А я проснулся с облегчением, потому что видел истину: упырь побежал по нашему следу.
Проснувшись, я увидел, что кебириец танцует на фоне пылающего восхода солнца.
Следующие дни были монотонными, но некоторым образом спокойными. До этого мы с Брусом были предоставлены сами себе. Нам приходилось стоять на страже, натянутыми, будто тетива лука. Теперь же мы могли положиться на наших молчаливых следопытов. Это они заботились, куда идти, что есть и где укрываться. Мы шли через невысокие скалистые горы, через местность пустынную и совершенно безлюдную. Был лишь галоп в клубах пыли или марш среди камней рядом с лошадьми, а из живых существ мы видели разве что хищных птиц, змей и шакалов.
Сам путь оказался изнурительным, но мне все равно казалось, что я отдыхаю. Со времени, как перешли реку, мы носили на теле охранные формулы, на каждом постое окуривали себя дымом тростника и отправляли ритуалы, которые должны были сделать нас невидимками для упырьих чувств ройхо. Я полагал, что мы оставили Мирах далеко позади, хоть и не имел иллюзий, что река задержит ее навсегда. Но пока я полагал, что нам везет, поскольку меня перестали преследовать кошмары, не приходилось всякую ночь смотреть на кровавый мир ее глазами.

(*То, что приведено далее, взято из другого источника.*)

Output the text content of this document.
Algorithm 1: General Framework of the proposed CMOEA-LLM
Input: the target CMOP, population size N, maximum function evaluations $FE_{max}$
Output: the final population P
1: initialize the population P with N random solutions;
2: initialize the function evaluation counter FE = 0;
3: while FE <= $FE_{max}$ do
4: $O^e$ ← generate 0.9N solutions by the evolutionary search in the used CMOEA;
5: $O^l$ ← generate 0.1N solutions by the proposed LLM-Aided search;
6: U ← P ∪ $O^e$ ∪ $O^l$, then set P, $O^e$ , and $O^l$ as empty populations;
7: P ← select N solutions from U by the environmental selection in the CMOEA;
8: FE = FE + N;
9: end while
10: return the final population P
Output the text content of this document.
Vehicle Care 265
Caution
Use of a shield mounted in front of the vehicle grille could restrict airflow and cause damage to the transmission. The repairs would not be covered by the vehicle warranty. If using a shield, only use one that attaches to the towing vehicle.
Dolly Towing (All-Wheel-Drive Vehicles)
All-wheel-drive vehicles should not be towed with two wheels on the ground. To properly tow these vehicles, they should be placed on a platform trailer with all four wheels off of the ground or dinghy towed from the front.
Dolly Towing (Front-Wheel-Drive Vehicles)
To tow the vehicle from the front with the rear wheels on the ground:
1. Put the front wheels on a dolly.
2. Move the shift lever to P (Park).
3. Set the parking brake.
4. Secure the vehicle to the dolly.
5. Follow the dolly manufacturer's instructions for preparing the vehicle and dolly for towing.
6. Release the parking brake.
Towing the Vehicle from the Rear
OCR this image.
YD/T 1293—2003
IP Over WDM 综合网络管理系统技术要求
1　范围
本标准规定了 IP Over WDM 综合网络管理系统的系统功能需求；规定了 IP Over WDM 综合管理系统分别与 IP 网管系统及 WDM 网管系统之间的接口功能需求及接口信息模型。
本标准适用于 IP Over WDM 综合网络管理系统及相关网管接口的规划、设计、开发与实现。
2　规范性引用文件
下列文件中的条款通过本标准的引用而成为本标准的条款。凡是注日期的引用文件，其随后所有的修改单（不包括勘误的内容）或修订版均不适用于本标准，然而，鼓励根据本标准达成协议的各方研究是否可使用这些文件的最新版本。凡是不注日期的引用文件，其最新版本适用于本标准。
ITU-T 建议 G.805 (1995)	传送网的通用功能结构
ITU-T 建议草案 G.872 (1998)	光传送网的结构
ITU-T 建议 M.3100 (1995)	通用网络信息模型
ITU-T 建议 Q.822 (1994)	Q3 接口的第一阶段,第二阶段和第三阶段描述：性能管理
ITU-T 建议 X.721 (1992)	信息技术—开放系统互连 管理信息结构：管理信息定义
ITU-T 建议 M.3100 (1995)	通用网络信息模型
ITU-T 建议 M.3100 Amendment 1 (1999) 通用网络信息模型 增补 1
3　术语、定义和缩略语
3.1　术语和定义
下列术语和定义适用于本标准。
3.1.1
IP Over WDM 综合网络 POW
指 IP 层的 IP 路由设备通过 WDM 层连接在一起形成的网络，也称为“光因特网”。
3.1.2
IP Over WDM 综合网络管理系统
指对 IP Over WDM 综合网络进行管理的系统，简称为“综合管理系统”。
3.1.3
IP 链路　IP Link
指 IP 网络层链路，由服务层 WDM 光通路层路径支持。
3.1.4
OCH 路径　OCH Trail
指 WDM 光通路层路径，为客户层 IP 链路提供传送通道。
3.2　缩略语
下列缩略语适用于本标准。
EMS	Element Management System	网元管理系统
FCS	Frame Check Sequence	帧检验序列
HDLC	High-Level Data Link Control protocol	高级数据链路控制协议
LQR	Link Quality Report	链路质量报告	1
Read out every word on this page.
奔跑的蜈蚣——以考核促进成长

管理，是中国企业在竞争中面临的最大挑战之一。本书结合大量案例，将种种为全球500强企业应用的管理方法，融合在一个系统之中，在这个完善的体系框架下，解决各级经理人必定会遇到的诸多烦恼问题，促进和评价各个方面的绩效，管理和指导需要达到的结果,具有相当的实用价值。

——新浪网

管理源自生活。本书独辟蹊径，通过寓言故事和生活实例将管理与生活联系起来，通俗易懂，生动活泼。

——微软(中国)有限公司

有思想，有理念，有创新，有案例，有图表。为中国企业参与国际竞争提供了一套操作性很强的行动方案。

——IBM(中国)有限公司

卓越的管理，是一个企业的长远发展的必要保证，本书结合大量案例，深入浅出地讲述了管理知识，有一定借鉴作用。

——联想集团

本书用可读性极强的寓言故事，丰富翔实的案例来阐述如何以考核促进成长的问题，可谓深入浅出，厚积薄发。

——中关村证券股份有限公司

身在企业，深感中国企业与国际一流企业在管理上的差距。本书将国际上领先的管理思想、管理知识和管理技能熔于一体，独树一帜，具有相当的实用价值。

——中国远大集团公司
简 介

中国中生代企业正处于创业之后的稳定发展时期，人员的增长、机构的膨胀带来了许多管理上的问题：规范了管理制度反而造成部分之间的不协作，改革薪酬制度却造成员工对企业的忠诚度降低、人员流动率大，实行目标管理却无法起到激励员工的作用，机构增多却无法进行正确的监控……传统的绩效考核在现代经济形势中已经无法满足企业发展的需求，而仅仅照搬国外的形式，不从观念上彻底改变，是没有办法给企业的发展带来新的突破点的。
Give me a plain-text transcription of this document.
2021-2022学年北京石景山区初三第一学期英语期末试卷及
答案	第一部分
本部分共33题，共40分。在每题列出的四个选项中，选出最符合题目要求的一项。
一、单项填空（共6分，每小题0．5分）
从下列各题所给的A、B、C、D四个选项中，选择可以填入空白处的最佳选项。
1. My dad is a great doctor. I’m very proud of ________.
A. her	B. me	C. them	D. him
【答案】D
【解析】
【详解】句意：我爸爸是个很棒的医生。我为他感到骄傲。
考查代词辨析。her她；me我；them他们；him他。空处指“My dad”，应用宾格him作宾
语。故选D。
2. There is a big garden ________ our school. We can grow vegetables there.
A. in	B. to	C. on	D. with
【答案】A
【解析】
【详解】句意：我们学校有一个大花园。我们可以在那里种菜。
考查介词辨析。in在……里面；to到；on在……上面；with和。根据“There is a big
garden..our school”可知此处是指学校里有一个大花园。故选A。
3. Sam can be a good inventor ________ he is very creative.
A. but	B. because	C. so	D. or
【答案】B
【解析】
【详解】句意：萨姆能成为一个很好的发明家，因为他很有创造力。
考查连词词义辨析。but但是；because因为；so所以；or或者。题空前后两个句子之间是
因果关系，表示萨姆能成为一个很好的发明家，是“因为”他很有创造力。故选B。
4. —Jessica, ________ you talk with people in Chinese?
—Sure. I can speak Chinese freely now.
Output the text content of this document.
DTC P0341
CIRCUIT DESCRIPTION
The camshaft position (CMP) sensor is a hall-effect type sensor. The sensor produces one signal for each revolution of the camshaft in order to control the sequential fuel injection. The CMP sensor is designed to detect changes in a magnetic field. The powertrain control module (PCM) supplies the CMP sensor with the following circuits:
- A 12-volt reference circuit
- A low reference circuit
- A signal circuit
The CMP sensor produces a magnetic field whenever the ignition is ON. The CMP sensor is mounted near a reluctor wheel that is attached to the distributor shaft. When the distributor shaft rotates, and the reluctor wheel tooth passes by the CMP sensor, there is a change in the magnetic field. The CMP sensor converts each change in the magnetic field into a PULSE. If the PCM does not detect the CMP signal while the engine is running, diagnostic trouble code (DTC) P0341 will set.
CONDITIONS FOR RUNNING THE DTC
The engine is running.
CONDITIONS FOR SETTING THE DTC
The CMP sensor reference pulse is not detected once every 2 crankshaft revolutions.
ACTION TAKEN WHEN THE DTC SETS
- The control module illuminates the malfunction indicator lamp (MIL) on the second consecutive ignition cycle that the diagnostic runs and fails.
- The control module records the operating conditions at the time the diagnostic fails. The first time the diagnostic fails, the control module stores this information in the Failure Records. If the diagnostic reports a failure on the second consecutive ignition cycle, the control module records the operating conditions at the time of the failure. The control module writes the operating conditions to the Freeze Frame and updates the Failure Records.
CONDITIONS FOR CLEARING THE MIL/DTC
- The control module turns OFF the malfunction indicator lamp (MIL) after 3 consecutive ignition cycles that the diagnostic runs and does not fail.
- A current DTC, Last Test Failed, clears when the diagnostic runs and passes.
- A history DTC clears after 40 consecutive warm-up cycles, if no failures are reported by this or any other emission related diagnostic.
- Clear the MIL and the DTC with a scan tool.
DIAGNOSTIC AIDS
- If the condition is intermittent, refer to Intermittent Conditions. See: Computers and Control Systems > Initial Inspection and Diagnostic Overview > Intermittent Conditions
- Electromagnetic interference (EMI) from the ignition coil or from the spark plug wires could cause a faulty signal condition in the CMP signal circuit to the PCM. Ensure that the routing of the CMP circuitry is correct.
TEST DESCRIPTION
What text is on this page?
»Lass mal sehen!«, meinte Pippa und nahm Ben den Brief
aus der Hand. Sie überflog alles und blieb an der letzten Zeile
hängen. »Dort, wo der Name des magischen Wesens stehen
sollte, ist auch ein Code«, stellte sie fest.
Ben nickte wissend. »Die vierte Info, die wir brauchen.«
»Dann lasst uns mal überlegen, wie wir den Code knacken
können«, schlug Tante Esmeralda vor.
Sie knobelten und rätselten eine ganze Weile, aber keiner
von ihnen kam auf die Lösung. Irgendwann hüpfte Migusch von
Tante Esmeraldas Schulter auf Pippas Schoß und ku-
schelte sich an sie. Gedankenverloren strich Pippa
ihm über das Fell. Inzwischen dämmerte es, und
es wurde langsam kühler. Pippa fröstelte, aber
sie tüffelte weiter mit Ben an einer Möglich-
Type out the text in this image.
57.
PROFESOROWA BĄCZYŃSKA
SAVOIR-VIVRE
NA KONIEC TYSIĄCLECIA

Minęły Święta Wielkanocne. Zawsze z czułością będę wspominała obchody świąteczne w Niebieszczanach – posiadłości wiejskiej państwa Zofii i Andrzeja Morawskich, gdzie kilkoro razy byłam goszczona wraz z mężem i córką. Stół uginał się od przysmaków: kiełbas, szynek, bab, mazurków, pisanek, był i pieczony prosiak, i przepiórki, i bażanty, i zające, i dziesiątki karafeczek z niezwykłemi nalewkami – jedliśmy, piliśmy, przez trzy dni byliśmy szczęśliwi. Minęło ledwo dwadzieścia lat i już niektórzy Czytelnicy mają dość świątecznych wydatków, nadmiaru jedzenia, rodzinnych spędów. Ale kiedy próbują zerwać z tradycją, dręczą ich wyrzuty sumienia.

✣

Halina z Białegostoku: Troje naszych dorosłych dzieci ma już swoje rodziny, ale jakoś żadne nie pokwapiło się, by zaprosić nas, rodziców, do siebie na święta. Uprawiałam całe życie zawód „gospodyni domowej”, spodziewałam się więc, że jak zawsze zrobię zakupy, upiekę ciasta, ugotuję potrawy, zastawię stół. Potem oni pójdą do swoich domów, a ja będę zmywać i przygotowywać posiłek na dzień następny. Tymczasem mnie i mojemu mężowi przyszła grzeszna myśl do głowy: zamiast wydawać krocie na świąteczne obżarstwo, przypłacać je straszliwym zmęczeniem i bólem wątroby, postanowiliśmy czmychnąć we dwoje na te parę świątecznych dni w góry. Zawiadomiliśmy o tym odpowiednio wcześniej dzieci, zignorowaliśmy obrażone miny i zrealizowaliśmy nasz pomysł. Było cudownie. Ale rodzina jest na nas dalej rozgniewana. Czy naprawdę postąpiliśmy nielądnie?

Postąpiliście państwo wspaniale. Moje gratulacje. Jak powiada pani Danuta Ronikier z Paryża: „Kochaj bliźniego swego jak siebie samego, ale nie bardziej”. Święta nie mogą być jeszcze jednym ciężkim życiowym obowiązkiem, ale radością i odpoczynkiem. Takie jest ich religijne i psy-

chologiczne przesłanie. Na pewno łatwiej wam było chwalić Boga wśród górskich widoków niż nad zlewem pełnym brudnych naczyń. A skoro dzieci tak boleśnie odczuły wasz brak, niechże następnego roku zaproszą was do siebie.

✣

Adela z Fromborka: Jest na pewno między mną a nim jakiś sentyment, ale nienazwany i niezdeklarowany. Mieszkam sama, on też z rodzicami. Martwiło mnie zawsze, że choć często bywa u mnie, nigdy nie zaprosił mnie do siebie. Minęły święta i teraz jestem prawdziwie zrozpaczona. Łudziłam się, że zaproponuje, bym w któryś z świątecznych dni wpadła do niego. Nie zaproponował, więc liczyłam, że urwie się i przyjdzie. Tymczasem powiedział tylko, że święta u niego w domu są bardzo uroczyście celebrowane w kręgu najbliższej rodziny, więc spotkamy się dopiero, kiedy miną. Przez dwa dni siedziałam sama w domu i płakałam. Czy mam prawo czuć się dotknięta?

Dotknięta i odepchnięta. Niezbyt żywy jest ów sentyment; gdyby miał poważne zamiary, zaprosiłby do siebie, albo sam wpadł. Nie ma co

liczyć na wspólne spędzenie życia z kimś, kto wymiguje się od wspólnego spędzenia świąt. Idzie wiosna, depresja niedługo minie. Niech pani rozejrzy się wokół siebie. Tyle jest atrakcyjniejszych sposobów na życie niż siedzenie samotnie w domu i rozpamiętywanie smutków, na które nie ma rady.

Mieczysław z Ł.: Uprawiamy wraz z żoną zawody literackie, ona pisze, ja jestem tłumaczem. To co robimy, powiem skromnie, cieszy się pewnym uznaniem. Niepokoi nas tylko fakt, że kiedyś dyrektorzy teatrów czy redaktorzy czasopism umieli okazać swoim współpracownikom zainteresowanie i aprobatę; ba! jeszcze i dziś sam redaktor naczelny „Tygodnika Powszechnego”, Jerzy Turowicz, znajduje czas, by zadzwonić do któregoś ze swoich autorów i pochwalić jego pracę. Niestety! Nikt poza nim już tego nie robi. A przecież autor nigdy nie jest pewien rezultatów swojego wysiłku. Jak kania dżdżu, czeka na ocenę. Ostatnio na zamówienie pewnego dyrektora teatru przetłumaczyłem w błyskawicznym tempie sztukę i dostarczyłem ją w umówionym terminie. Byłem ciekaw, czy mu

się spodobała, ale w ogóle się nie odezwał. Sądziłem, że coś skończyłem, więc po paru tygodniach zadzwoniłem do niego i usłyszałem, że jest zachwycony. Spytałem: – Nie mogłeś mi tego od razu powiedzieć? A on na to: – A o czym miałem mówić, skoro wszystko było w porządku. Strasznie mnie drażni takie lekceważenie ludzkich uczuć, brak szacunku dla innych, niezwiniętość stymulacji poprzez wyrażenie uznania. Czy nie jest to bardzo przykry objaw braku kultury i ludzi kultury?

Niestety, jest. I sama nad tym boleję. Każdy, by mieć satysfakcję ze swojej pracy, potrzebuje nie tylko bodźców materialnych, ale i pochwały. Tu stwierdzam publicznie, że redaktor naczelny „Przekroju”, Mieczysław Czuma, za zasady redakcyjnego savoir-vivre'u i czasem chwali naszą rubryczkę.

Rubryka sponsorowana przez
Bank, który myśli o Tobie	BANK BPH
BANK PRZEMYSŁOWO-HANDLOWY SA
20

Мы ехали, проводя в седлах долгие часы. Мне не мешала тишина, да и отбитая задница перестала со временем докучать.
Следопыты учили меня, как быть невидимым. Как скрываться среди скал и камней, используя бесформенную бурую одежду и оставаясь в полной неподвижности. Как перемещаться беззвучно и незаметно, словно дыхание ветерка. Утверждали, что рядом с хорошо скрытым следопытом может пройти, не заметив ничего подозрительного, и армейский отряд. Когда они это делали, все казалось чрезвычайно простым, но пару раз мне приказывали укрыться в сотне шагов от них, и хотя я внимательнейшим образом повторял их указания, они сразу меня находили. Я покрывал кожу глиной, валялся в пыли, вплетал в сеть стебли травы и ветки так, как мне показывали, но не становился от этого невидимым. Меня выдавал то кусок обнаженной кожи, то блеск оковки, неестественное положение тела, которое в моем исполнении ни за что не желало изображать кучку камней или песчаный пригорок. Они смеялись и обкидывали меня камнями, хотя я напрягал все свои сноровку и разум, выискивая все более удобные укрытия.
На моих глазах Бенкей растворился в скале, едва отойдя на расстояние пары конских корпусов, хотя я не сводил с него глаз. Просто растворился в воздухе. Только когда я подошел на несколько шагов, сумел рассмотреть его фигуру среди сухих стеблей и скальных обломков. Не знай я точно, где он исчез, мне бы никогда это не удалось.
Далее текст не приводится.